An Interview with Asian Pacific Islander Community Action’s (APICA) Kirin Macapugay

Asian Pacific Islander Community Actions (APICA) is our community sponsor for our March 2 performance at Skyline Hills library at 2pm. The discussion after the performance will focus on mental health. We asked APICA founder, Kirin Amiling Macapugay, to tell us more about herself and APICA.

Kirin Macapugay

Tell us about your background.  What inspired you to get involved in community work?

I grew up in Southeast San Diego during the rise of API (Asian Pacific Islander) gangs, and experienced these effects personally. Tired of losing many friends to violence, drugs, mental health issues, and prison, I came to learn not all communities were the same. Other neighborhood youth didn’t experience what my friends and I had. Since then, I have dedicated my energy to helping communities strengthen themselves, culminating in nearly two decades of nonprofit and public sector community based projects.  I now teach in the department of Human Services as the primary professor for social work classes at San Diego City College.

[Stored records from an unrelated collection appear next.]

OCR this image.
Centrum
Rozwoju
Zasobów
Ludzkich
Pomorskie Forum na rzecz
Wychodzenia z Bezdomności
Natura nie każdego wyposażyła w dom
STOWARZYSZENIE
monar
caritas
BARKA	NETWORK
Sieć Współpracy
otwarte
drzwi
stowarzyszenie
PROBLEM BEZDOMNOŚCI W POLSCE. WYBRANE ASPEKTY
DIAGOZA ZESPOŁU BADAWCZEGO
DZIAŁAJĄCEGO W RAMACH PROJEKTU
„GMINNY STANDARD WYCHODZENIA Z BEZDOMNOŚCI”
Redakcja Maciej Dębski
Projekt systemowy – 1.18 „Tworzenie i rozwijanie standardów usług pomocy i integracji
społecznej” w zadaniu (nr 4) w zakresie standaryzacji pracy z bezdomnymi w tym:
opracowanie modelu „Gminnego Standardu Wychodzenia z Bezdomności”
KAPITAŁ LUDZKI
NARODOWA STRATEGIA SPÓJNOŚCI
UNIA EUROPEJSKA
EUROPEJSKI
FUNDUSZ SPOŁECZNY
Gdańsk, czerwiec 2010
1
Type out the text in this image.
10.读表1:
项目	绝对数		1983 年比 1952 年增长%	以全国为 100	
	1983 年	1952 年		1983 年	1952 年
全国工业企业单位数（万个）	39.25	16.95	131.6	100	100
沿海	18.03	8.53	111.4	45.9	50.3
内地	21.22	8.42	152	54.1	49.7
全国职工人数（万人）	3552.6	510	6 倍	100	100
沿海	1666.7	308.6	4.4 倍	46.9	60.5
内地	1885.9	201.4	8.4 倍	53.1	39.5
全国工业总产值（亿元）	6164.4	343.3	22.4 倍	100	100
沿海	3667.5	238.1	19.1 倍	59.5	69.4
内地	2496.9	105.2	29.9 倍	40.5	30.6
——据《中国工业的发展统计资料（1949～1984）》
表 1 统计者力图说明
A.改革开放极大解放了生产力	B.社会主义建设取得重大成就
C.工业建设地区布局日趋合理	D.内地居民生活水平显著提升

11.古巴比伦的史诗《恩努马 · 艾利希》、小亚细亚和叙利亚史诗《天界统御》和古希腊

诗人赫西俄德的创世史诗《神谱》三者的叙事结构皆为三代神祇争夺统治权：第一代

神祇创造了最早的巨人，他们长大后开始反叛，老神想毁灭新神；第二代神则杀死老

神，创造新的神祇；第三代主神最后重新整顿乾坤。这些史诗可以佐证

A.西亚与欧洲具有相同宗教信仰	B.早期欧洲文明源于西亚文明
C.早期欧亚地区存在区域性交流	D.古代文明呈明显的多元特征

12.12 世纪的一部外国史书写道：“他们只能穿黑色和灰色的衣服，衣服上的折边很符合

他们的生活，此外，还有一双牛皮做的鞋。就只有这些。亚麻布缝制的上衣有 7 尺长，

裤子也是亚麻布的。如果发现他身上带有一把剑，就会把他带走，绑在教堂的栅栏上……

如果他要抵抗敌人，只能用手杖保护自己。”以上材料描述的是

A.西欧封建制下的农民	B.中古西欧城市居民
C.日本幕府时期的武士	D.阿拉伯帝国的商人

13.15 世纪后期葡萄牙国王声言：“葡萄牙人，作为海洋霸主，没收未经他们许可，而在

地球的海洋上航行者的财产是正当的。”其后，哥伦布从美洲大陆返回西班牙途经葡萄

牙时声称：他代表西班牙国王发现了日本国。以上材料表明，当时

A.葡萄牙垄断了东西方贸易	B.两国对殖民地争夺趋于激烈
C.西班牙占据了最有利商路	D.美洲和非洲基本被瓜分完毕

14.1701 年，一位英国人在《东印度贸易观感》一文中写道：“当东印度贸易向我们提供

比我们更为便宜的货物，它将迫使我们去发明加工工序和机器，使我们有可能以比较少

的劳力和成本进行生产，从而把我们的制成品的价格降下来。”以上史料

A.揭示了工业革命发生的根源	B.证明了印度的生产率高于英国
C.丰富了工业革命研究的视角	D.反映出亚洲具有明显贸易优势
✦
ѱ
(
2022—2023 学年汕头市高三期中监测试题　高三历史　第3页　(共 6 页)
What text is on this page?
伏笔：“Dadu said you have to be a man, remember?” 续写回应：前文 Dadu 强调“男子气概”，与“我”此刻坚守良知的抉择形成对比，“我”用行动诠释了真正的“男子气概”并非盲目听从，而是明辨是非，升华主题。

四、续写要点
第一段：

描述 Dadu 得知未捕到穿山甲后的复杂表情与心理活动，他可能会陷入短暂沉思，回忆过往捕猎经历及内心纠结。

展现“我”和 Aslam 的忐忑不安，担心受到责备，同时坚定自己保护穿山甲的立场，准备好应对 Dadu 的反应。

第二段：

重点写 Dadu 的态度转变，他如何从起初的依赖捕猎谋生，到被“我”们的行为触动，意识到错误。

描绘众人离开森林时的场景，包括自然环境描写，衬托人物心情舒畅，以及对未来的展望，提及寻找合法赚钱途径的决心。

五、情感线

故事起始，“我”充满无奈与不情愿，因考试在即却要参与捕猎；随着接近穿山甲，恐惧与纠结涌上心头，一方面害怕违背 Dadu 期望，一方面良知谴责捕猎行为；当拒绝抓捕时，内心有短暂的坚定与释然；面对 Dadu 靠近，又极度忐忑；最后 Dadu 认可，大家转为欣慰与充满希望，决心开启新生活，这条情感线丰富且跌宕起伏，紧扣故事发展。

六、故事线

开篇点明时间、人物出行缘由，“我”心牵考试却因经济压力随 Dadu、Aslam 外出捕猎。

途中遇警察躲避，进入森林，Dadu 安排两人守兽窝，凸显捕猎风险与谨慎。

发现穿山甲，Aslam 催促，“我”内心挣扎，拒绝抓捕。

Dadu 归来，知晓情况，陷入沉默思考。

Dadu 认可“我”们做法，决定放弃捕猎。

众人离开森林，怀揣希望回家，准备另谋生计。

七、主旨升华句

I previously served on the City of San Diego Arts and Culture Commission, was past Chairwoman of the Cultural Arts Commission for the City of Chula Vista, and was a former Commissioner for the California Commission on Asian and Pacific Islander American Affairs as an appointee of Governor Brown. I earned a Master of Social Work and Nonprofit Administration degree from San Diego State University and was a Certified Fundraising Executive via CFRE International. I served as advisor to the National Asian Pacific Women’s Forum San Diego and San Diego Gas and Electric. I was a founding board member for Break the Silence Against Domestic Violence and served as a Diversity Chair for the Association of Fundraising Professionals San Diego. I have  been featured by Voyager San Diego, This American Life, Yellow Ranger, Alliance for California Traditional Arts, Filipino Press, The Asian Journal,  and The National Association of Social Workers, and have been published in several books: Impower You by Leah Oviedo; The Pilipinx Radical Imagination Reader edited by Melissa Nievera-Lozano and Tony Santa Ana; Representation over Visibility by Alfred Oleano, and will be in a future edition of Reclaiming our Stories edited by Roberta Alexander. More importantly, I am a family woman–wife, and mother to two sons.

What is the mission of Asian Pacific Islander Community Actions (APICA)?

I founded APICA in response to requests for assistance with multiple projects to benefit API and other underrepresented communities. APICA provides a space for grassroots, community member led projects strengthening the lives and stories of API-Americans in California. (Learn more at www.apicaofca.com.)

What can the Filipino community do to prevent and stop domestic violence?

I believe this is not a linear answer. I was trained to look at issues from the standpoint of how they affect individuals directly, and how they affect their families, community, and greater society. Domestic violence can be both cause and effect, and it is layers of issues and potential points of intervention. For the Filipino-American community in particular—and I stress the Filipino-AMERICAN part because we live here in the U.S., and being Filipino in the greater context of being immigrants in America does make a major difference–below are some of the ways we can help prevent and stop domestic violence:

  1. Recognize it does exist. That unless we address it, it will continue.
  2. Overcome cultural notions of shame, of not allowing people to “air out dirty laundry” for the sake of saving face. We have to see speaking up as a strength, not taboo.
  3. Continue to speak up about it.
  4. Educate our community on recognizing signs
  5. Learning personal boundary issues
  6. Learning appropriate discipline between parent and child, being mindful this takes re-learning decades, if not centuries, of parenting styles in a completely different country
  7. Encourage counseling, encourage therapy, so that people in relationships who are under strain can learn to better cope with their emotions and stressors
  8. Educate our community on appropriate responses to emotions –particularly males
  9. Normalize the benefits of speaking to counselors and therapists
  10. Recruit and encourage more Filipino counselors, therapists, and mental health aides
  11. Take a candid look at cultural notions of authority, filial piety, and reassess what these mean in today’s world living in America
  12. Educate our community on reporting incidents
  13. Forge more culturally competent safe spaces for people trying to escape these relationships
  14. Work with legal providers and financial advisors to offer support to victims and survivors
  15. Stress that healthy, whole relationships and families benefit the entire community

What can we do to promote Filipino mental health?

I would recommend all the same suggestions above, with added emphasis on destigmatizing mental illness and normalizing mental health care

Is there anything else you’d like to share?

I think it’s important our community understands that the work all of us do to raise awareness of these uncomfortable issues is because we love and care deeply for our communities and we believe we can work on solutions together, but we need to be willing to do so first.